In 2015 a team worked with local company Adlens. First established in 2005 with the aim of providing much-needed corrective vision solutions to the developing world, Adlens is now a global enterprise leading the development and sale of variable-focus glasses. Oxford's MBA students helped the company to analyse the market and the effectiveness of its business model.
Using entrepreneurship to create social benefits
The Skoll Centre for Social Entrepreneurship is part of the Saïd Business School. It supports entrepreneurial activity that aims to tackle social inequalities and environmental challenges across the world by transforming unjust or unsatisfactory systems and practices.
It does this by training talented individuals, producing research and linking up a global community of social entrepreneurs, influential thinkers and key players in business, government and philanthropy. Leading for Impact is a programme offered in partnership by the Skoll Centre and the Berlin-based DO School, for Oxford University students who want to pursue social benefit through their careers.
Adlens also participated in this programme; the students were challenged to create a business model for bringing adjustable glasses to a section of the Indian market. They learned how adjustable-focus eyewear can be combined with smartphone diagnosis methods to provide low-cost, effective eye care to 90% of all people with sight problems.
The Skoll Centre also offers a scholarship programme for Oxford MBA students. Skoll Scholars are proven entrepreneurial leaders who have worked to tackle global issues such as water, health and improving access to energy and financial services.
They are an ever-growing group of talented people who, in the words of one of their number, ‘are working super-hard to change the world’.
Oxford University Press (OUP) is one of the biggest employers in Oxford, with around 1,800 people working in its city offices every day.
The press also contributes funds and books to local charities that share the University’s mission in the area of education.
Since 2012 44 OUP employees have volunteered with the ARCh programme and helped 44 children to develop their reading ability. OUP also supports the programme financially, to train its volunteers, as well as through book donations.
Crisis is the national charity for homeless people. It offers education, employment and housing and wellbeing services to transform lives and end homelessness.
The Oxford Skylight opened in 2011 and is located in central Oxford. In 2011 OUP committed to supporting Crisis Skylight Oxford’s work with homeless and vulnerably housed people in the city.
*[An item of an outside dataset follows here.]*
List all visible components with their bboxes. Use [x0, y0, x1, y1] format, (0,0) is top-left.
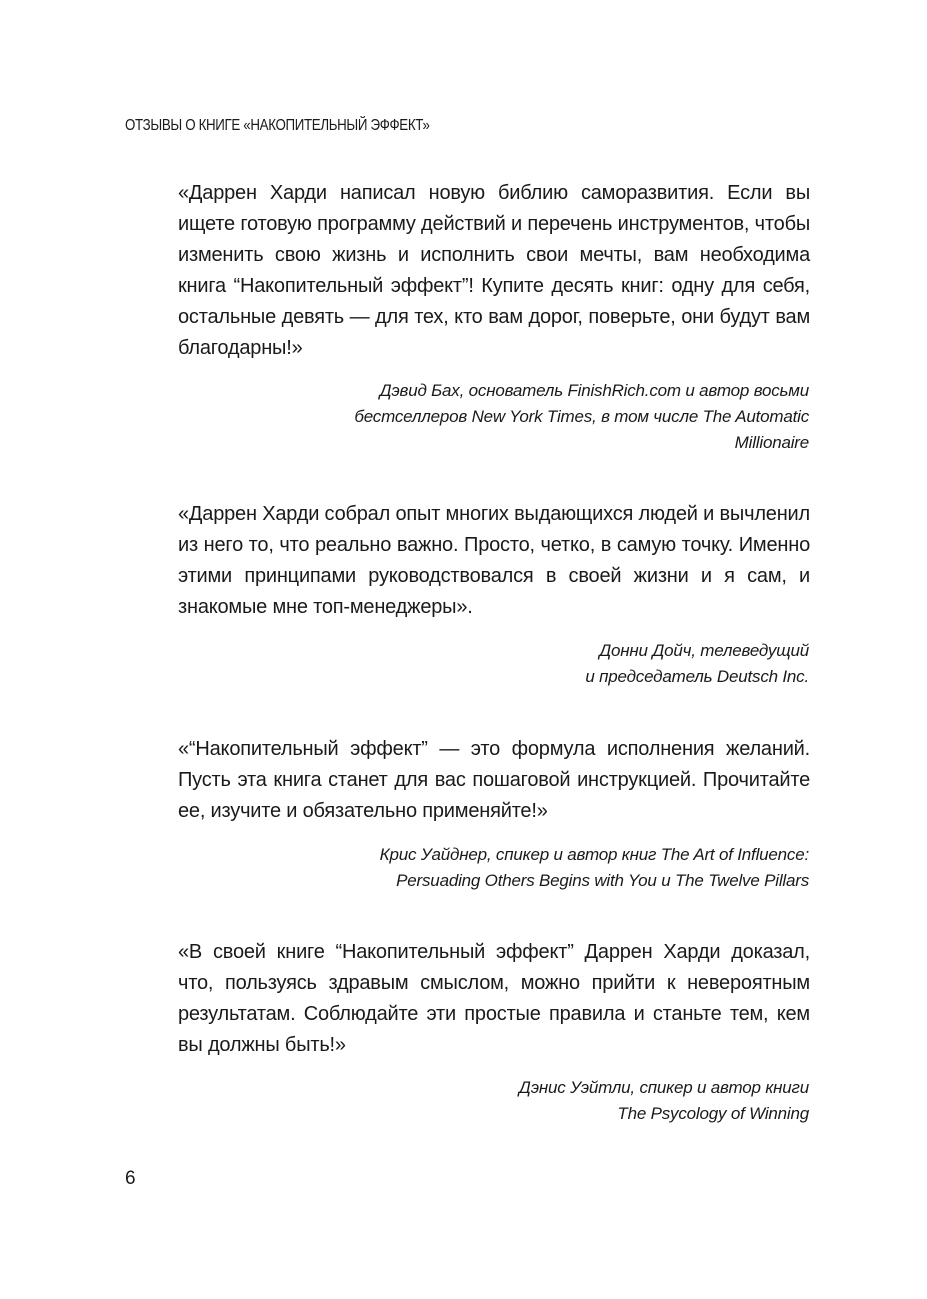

OUP’s support helps Crisis Skylight offer courses in literacy, mathematics, IT, carpentry and gardening, to enable people to return to work.
OUP also donates books to Crisis Skylight centres throughout the UK. These enable Crisis tutors to run courses and give users access to valuable reading material.
First Story empowers secondary school students by working with them to nurture creativity and communication skills through creative writing. First Story pays for professional writers to go into schools and provide workshops, culminating in an anthology of the students’ work.
Six schools participate in the programme in Oxford. OUP helps the students design the covers for these anthologies and provides advice about the production process. Some of the students have also had access to work experience at OUP.